Abstract

A 28-YEAR-OLD WOMAN PRESENTED WITH A 6-month history of a visible mass at the base of her tongue. In addition to a lifelong history of loud snoring with occasional gasping, she reported shortness of breath, which was worse when she was lying flat. She also reported a chronic cough and a history of weight gain. She denied having otalgia, odynophagia, dysphagia, change in voice, or stridor. Physical examination revealed an obese, nonstridorous woman. Oral cavity examination revealed macroglossia with a surgical absence of palatine tonsils. There was a large lingual tonsillar mass that became more prominent with tongue protrusion and was more prominent on the right side than on the left. The findings of the neck examination were unremarkable.

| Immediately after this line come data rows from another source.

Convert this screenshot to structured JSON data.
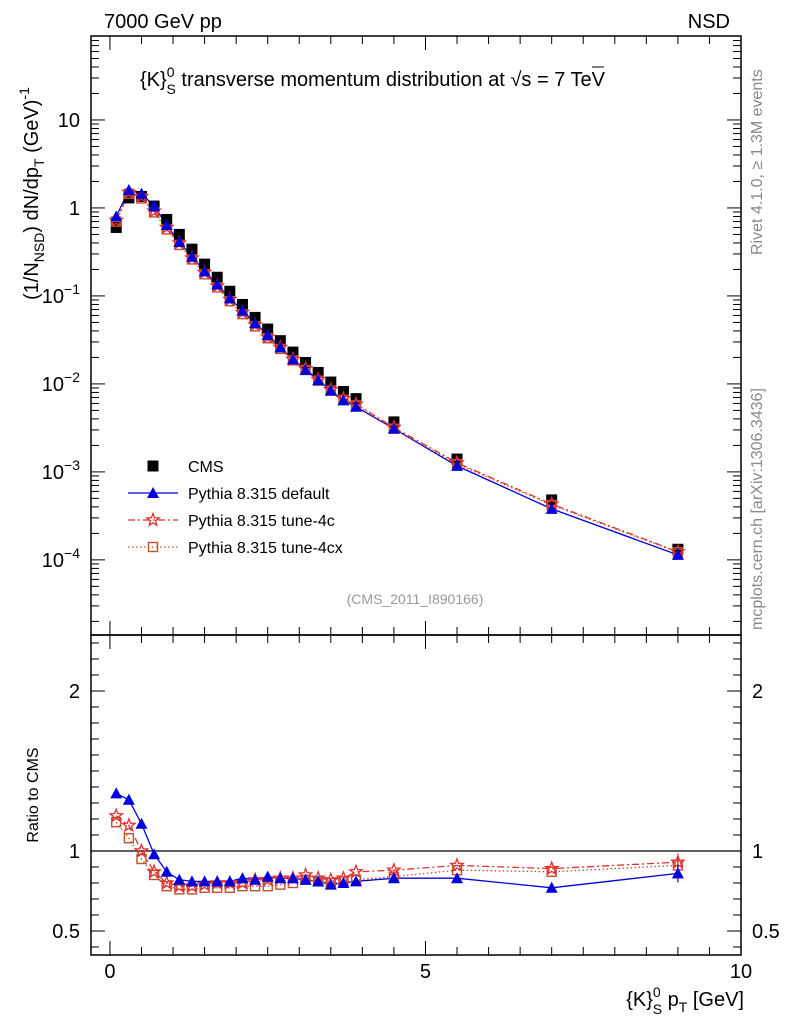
{
  "header": {
    "energy_label": "7000 GeV pp",
    "process_label": "NSD",
    "side_label_rivet": "Rivet 4.1.0, ≥ 1.3M events",
    "side_label_source": "mcplots.cern.ch [arXiv:1306.3436]"
  },
  "colors": {
    "cms": "#000000",
    "default": "#0000dd",
    "tune4c": "#e03030",
    "tune4cx": "#c05030"
  },
  "chart_data": [
    {
      "type": "scatter",
      "panel": "main",
      "title": "{K}S0 transverse momentum distribution at √s = 7 TeV",
      "title_parts": {
        "prefix": "{K}",
        "sub": "S",
        "sup": "0",
        "middle": " transverse momentum distribution at ",
        "sqrt": "s",
        "suffix": " = 7 TeV"
      },
      "ylabel": "(1/NNSD) dN/dpT (GeV)-1",
      "ylabel_parts": {
        "a": "(1/N",
        "a_sub": "NSD",
        "b": ") dN/dp",
        "b_sub": "T",
        "c": " (GeV)",
        "c_sup": "-1"
      },
      "analysis_tag": "(CMS_2011_I890166)",
      "yscale": "log",
      "xlim": [
        -0.3,
        10.0
      ],
      "ylim": [
        1.4e-05,
        90
      ],
      "yticks": [
        {
          "value": 10,
          "base": "10",
          "exp": ""
        },
        {
          "value": 1,
          "base": "1",
          "exp": ""
        },
        {
          "value": 0.1,
          "base": "10",
          "exp": "−1"
        },
        {
          "value": 0.01,
          "base": "10",
          "exp": "−2"
        },
        {
          "value": 0.001,
          "base": "10",
          "exp": "−3"
        },
        {
          "value": 0.0001,
          "base": "10",
          "exp": "−4"
        }
      ],
      "x": [
        0.1,
        0.3,
        0.5,
        0.7,
        0.9,
        1.1,
        1.3,
        1.5,
        1.7,
        1.9,
        2.1,
        2.3,
        2.5,
        2.7,
        2.9,
        3.1,
        3.3,
        3.5,
        3.7,
        3.9,
        4.5,
        5.5,
        7.0,
        9.0
      ],
      "series": [
        {
          "name": "CMS",
          "marker": "square",
          "values": [
            0.6,
            1.3,
            1.35,
            1.05,
            0.74,
            0.5,
            0.34,
            0.23,
            0.163,
            0.113,
            0.08,
            0.057,
            0.042,
            0.031,
            0.023,
            0.0175,
            0.0135,
            0.0105,
            0.0082,
            0.0068,
            0.0037,
            0.0014,
            0.00048,
            0.000132
          ]
        },
        {
          "name": "Pythia 8.315 default",
          "marker": "triangle",
          "values": [
            0.8,
            1.6,
            1.45,
            1.05,
            0.64,
            0.41,
            0.28,
            0.19,
            0.135,
            0.094,
            0.068,
            0.049,
            0.036,
            0.026,
            0.019,
            0.0144,
            0.011,
            0.0084,
            0.0065,
            0.0055,
            0.0031,
            0.00117,
            0.00038,
            0.000114
          ]
        },
        {
          "name": "Pythia 8.315 tune-4c",
          "marker": "star",
          "values": [
            0.72,
            1.5,
            1.35,
            0.92,
            0.6,
            0.4,
            0.27,
            0.185,
            0.13,
            0.091,
            0.065,
            0.047,
            0.034,
            0.026,
            0.019,
            0.0149,
            0.0112,
            0.0086,
            0.0068,
            0.0059,
            0.0032,
            0.00127,
            0.00043,
            0.000124
          ]
        },
        {
          "name": "Pythia 8.315 tune-4cx",
          "marker": "open-square",
          "values": [
            0.7,
            1.45,
            1.28,
            0.89,
            0.57,
            0.38,
            0.26,
            0.176,
            0.125,
            0.087,
            0.062,
            0.045,
            0.033,
            0.025,
            0.0185,
            0.0144,
            0.0109,
            0.0084,
            0.0066,
            0.0057,
            0.0031,
            0.00123,
            0.00042,
            0.000122
          ]
        }
      ],
      "legend": {
        "position": "lower-left",
        "entries": [
          "CMS",
          "Pythia 8.315 default",
          "Pythia 8.315 tune-4c",
          "Pythia 8.315 tune-4cx"
        ]
      }
    },
    {
      "type": "line",
      "panel": "ratio",
      "ylabel": "Ratio to CMS",
      "xlabel": "{K}S0 pT [GeV]",
      "xlabel_parts": {
        "prefix": "{K}",
        "sub": "S",
        "sup": "0",
        "mid": " p",
        "mid_sub": "T",
        "suffix": " [GeV]"
      },
      "xlim": [
        -0.3,
        10.0
      ],
      "ylim": [
        0.35,
        2.35
      ],
      "reference_line": 1,
      "xticks": [
        0,
        5,
        10
      ],
      "yticks": [
        0.5,
        1,
        2
      ],
      "ytick_labels": [
        "0.5",
        "1",
        "2"
      ],
      "x": [
        0.1,
        0.3,
        0.5,
        0.7,
        0.9,
        1.1,
        1.3,
        1.5,
        1.7,
        1.9,
        2.1,
        2.3,
        2.5,
        2.7,
        2.9,
        3.1,
        3.3,
        3.5,
        3.7,
        3.9,
        4.5,
        5.5,
        7.0,
        9.0
      ],
      "series": [
        {
          "name": "Pythia 8.315 default",
          "marker": "triangle",
          "values": [
            1.36,
            1.32,
            1.17,
            0.98,
            0.87,
            0.82,
            0.81,
            0.81,
            0.81,
            0.81,
            0.83,
            0.82,
            0.84,
            0.83,
            0.83,
            0.82,
            0.81,
            0.79,
            0.8,
            0.81,
            0.83,
            0.83,
            0.77,
            0.86
          ]
        },
        {
          "name": "Pythia 8.315 tune-4c",
          "marker": "star",
          "values": [
            1.22,
            1.16,
            1.0,
            0.87,
            0.8,
            0.78,
            0.78,
            0.79,
            0.8,
            0.8,
            0.8,
            0.82,
            0.82,
            0.83,
            0.83,
            0.85,
            0.83,
            0.82,
            0.83,
            0.87,
            0.88,
            0.91,
            0.89,
            0.93
          ]
        },
        {
          "name": "Pythia 8.315 tune-4cx",
          "marker": "open-square",
          "values": [
            1.18,
            1.08,
            0.95,
            0.85,
            0.78,
            0.76,
            0.76,
            0.77,
            0.77,
            0.77,
            0.78,
            0.78,
            0.78,
            0.79,
            0.8,
            0.82,
            0.81,
            0.8,
            0.81,
            0.82,
            0.84,
            0.88,
            0.87,
            0.91
          ]
        }
      ]
    }
  ]
}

Flexible nasolaryngoscopy revealed a base of tongue and vallecular mass completely filling the vallecula and pressing the epiglottis posteriorly. The vocal folds were normal in appearance and moved symmetrically. Contrast-enhanced computed tomographic sections revealed a nonenhancing lingual tonsillar mass that was larger on the right than on the left as well as several enlarged, noncystic level 2 lymph nodes in the right side of the neck (Figure 1). The mass, which measured approximately 4.8 3.2 4.2 cm, extended to the epiglottis and filled the vallecula. The largest lymph node, which was seen on the right in level 2b, measured approximately 1.6 cm. On coronal sections, the mass was observed abutting the inferior surface of the right soft palate superiorly (Figure 2). There was no other evidence of neck adenopathy. The nasopharynx, hypopharynx, larynx, and subglottic airways were unremarkable, as were the parotid, submandibular, and thyroid glands. The piriform sinuses and vocal cords were normal. What is your diagnosis?